Council members approved three temporary budgets since the start of the fiscal in July. The city will have spent $151.2 million at the end of January, according to municipal records.
“That represents 54.2-percent of the prior year adopted budget of $278.8 million,” said finance director Marge Cherone. “We’re trending underneath our seven-month appropriation.”
Morris, chairman of the finance committee, disagreed.
“I’m growing somewhat concerned,” he said, “just based on these temporary budgets. I’m just not comfortable with the way we’re trending right now.”
Morris warned his colleagues through temporary appropriations the council could end up supporting an increased budget that it has so far opposed.
“We wait until the last minute to approve it and we end up receiving a budget that we worked so against,” said Alex Mendez, councilman at-large, early Wednesday morning.
Williams-Warren’s administration proposed a $279.52 million budget. Council members approved the introduced budget and demanded cuts prior to a final adoption. Morris and his colleagues called on the administration to prepare a layoff plan.
Morris called on the administration for months to cut 20-percent in spending in every department.
There’s a 2.5-percent tax increase in Williams-Warren’s proposed budget. It could be a while before the council votes on adopting a budget. The city is waiting on an answer for its $27 million aid request to the state.
Business administrator Nellie Pou said the city may not receive a transitional aid figure until February.
“There’s a trend going on. We’re not being given information on a timely basis,” said William McKoy, 3rd Ward councilman. He referred to a request the council made for salaries of employees and other information when it approved the introduced budget earlier in the month.

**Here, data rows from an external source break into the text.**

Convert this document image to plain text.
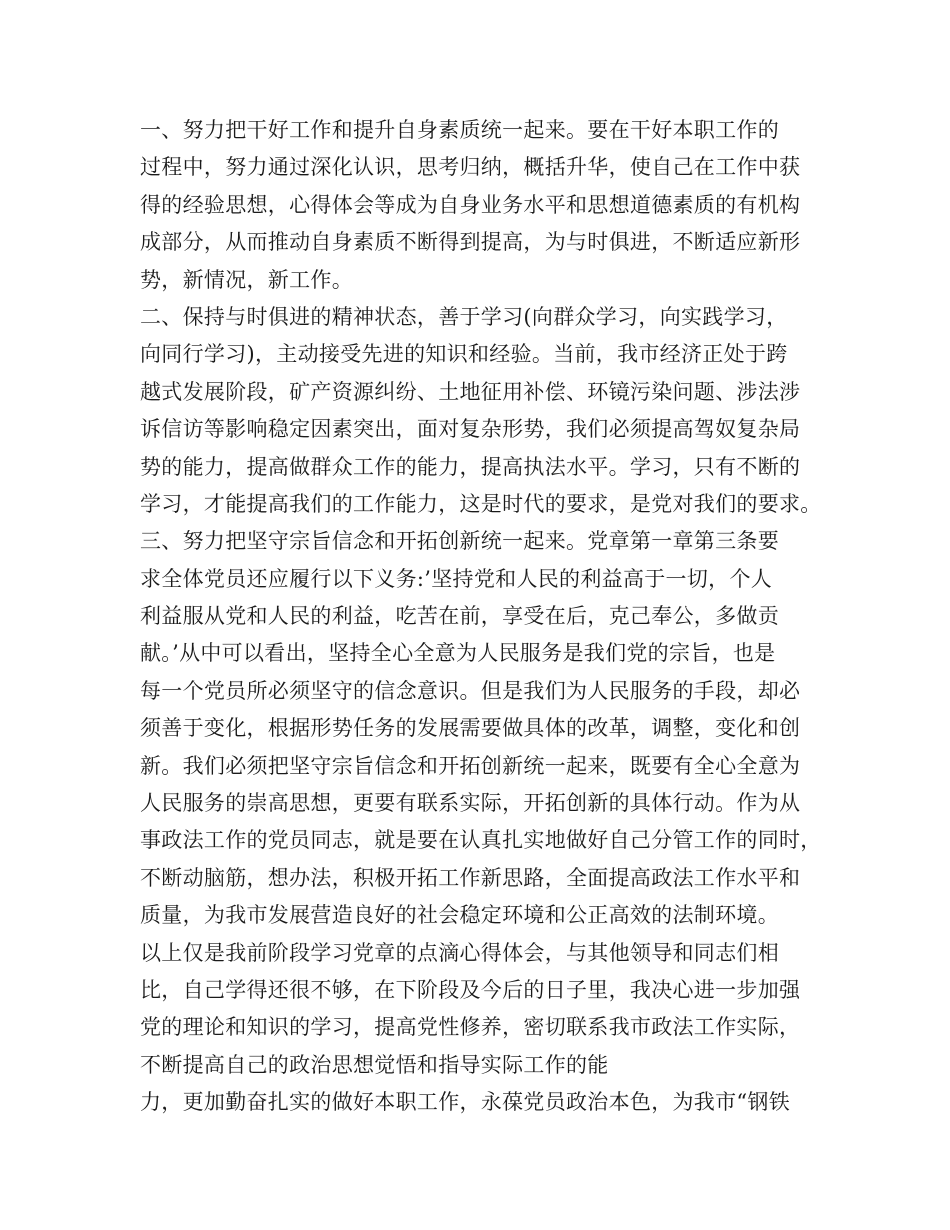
一、努力把干好工作和提升自身素质统一起来。要在干好本职工作的
过程中，努力通过深化认识，思考归纳，概括升华，使自己在工作中获
得的经验思想，心得体会等成为自身业务水平和思想道德素质的有机构
成部分，从而推动自身素质不断得到提高，为与时俱进，不断适应新形
势，新情况，新工作。
二、保持与时俱进的精神状态，善于学习(向群众学习，向实践学习，
向同行学习)，主动接受先进的知识和经验。当前，我市经济正处于跨
越式发展阶段，矿产资源纠纷、土地征用补偿、环镜污染问题、涉法涉
诉信访等影响稳定因素突出，面对复杂形势，我们必须提高驾奴复杂局
势的能力，提高做群众工作的能力，提高执法水平。学习，只有不断的
学习，才能提高我们的工作能力，这是时代的要求，是党对我们的要求。
三、努力把坚守宗旨信念和开拓创新统一起来。党章第一章第三条要
求全体党员还应履行以下义务:’坚持党和人民的利益高于一切，个人
利益服从党和人民的利益，吃苦在前，享受在后，克己奉公，多做贡
献。’从中可以看出，坚持全心全意为人民服务是我们党的宗旨，也是
每一个党员所必须坚守的信念意识。但是我们为人民服务的手段，却必
须善于变化，根据形势任务的发展需要做具体的改革，调整，变化和创
新。我们必须把坚守宗旨信念和开拓创新统一起来，既要有全心全意为
人民服务的崇高思想，更要有联系实际，开拓创新的具体行动。作为从
事政法工作的党员同志，就是要在认真扎实地做好自己分管工作的同时，
不断动脑筋，想办法，积极开拓工作新思路，全面提高政法工作水平和
质量，为我市发展营造良好的社会稳定环境和公正高效的法制环境。
以上仅是我前阶段学习党章的点滴心得体会，与其他领导和同志们相
比，自己学得还很不够，在下阶段及今后的日子里，我决心进一步加强
党的理论和知识的学习，提高党性修养，密切联系我市政法工作实际，
不断提高自己的政治思想觉悟和指导实际工作的能
力，更加勤奋扎实的做好本职工作，永葆党员政治本色，为我市“钢铁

McKoy and his colleagues were provided the documents. Some received it in their emails while others did not.
There were also digressionary discussion about the city’s residency requirement for employees that led to a clash between council president Ruby Cotton and councilman Michael Jackson.
Jackson, 1st Ward councilman, asked about part-time pay for an individual employee and the residency requirement for employees. Cotton told Jackson he is unlikely to receive a satisfactory answer from the administration.

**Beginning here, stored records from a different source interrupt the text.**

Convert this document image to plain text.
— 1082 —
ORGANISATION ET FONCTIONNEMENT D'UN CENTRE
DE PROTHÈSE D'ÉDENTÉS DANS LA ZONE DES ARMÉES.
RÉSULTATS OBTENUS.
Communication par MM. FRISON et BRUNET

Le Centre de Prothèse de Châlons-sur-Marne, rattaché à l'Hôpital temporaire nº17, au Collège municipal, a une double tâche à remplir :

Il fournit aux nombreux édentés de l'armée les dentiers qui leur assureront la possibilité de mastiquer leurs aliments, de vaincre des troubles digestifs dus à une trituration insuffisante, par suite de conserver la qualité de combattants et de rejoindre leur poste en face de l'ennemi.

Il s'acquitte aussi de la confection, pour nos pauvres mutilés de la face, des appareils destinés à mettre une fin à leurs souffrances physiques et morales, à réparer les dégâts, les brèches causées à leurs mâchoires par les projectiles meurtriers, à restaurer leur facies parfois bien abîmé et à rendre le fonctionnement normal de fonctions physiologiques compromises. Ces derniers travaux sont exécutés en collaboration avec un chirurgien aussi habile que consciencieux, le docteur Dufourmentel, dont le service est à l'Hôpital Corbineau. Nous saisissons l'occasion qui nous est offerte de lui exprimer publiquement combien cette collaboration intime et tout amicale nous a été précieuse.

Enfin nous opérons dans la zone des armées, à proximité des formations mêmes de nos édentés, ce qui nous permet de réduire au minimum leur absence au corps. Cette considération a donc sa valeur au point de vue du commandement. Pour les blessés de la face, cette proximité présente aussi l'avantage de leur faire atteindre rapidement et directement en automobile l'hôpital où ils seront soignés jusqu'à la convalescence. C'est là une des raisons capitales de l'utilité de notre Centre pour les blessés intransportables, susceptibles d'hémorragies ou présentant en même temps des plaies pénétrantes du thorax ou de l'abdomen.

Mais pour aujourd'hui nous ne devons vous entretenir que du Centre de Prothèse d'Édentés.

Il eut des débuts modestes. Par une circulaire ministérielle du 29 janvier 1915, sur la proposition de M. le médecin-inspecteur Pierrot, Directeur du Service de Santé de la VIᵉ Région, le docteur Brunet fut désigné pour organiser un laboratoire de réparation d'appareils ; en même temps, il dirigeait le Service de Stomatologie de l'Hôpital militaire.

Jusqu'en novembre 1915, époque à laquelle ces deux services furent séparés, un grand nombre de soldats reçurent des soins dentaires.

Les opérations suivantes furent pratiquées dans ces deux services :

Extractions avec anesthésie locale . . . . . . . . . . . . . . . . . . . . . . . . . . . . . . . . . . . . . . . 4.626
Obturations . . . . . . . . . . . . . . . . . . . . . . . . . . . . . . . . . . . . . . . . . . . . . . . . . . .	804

Cotton told Jackson to either vote yes or no on the temporary budget.
“You completely overstepped your bounds,” remarked Jackson.

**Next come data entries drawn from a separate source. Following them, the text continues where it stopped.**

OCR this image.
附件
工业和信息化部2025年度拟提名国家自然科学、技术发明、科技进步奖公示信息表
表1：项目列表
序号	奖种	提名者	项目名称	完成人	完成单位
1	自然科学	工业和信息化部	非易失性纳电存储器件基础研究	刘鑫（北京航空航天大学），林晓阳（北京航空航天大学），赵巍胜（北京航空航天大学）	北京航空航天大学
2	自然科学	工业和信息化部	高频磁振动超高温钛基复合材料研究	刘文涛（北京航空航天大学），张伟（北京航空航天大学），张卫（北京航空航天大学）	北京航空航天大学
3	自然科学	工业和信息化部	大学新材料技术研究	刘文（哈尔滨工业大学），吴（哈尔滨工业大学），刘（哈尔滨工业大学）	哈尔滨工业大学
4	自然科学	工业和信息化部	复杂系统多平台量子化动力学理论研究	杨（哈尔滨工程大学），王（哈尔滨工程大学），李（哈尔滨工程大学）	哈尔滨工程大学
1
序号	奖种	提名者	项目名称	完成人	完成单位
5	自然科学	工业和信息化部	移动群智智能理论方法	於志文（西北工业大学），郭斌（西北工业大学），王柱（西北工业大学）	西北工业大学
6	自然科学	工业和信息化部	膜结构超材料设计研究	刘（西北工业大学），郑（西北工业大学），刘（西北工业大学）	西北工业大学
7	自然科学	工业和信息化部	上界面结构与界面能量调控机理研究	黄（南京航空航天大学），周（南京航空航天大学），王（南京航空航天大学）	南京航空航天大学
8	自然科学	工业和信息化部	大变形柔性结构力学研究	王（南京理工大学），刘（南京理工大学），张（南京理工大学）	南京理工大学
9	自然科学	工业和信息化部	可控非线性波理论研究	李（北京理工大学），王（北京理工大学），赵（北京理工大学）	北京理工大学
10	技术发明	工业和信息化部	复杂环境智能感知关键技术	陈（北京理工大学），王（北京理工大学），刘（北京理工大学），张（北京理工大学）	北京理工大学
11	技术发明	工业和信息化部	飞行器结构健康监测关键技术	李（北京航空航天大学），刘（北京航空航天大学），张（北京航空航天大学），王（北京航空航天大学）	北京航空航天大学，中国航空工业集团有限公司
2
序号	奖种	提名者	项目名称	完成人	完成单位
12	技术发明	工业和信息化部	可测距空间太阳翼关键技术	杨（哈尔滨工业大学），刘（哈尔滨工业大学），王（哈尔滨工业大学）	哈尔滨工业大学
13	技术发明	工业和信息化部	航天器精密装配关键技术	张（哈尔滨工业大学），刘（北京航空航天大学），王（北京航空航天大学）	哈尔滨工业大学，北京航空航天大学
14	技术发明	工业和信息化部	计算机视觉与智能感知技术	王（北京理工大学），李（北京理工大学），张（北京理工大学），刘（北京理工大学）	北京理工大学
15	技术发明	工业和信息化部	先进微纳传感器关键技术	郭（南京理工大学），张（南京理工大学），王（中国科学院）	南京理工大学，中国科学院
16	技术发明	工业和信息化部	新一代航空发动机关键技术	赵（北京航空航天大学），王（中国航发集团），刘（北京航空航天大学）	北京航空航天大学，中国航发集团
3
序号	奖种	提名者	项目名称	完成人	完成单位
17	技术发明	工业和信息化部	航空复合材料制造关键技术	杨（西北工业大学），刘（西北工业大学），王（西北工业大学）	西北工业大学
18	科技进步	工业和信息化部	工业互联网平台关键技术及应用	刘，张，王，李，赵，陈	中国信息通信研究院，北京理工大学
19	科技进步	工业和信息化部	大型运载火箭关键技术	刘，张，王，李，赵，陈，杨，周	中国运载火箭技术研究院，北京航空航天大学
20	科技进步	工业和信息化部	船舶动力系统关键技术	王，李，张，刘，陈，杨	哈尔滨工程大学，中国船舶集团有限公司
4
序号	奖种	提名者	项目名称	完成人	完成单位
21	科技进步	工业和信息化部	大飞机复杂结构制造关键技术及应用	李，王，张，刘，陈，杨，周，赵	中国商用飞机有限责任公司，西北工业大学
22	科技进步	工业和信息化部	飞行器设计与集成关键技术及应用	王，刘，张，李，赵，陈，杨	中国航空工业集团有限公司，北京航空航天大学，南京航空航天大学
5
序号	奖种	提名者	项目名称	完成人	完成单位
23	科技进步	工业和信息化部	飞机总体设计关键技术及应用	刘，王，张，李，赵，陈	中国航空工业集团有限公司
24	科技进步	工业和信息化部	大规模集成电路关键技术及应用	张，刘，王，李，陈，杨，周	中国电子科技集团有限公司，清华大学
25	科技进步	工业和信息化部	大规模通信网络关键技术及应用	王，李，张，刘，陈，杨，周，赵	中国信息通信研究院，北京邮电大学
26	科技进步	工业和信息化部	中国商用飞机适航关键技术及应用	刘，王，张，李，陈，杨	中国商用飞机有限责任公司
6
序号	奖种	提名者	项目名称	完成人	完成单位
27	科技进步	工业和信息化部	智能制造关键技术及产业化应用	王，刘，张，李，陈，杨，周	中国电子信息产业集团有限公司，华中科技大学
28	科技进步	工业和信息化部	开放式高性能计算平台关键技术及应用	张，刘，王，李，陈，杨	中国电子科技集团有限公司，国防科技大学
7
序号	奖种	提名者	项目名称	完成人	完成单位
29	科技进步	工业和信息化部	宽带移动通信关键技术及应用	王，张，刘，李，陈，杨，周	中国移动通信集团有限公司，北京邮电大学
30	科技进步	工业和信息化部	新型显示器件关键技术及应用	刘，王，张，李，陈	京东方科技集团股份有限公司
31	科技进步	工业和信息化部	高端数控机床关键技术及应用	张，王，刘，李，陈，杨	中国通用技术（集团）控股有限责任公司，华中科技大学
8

“Your disrespectful, Michael,” replied Cotton, 4th Ward councilwoman.
Luis Velez, 5th Ward councilman, suggested having a discussion at a workshop meeting.
There’s an ordinance requiring employees to live in the city. For example, there’s a local law that requires the mayor’s cabinet to live in Paterson. However, a majority of council members in 2014 confirmed former mayor Jose “Joey” Torres’ department heads, a majority of whom do not live in Paterson.
Council members approved the temporary spending measure in a 6-3 vote. Council members Maritza Davila, Shahin Khalique, Mendez, Velez, Andre Sayegh, and Cotton voted in favor while Jackson, McKoy, and Morris voted against.
“Hopefully, we don’t have to do another one in February,” said Cotton of temporary budgets. This could spell trouble for the city which is heading into a tumultuous election year in 2018.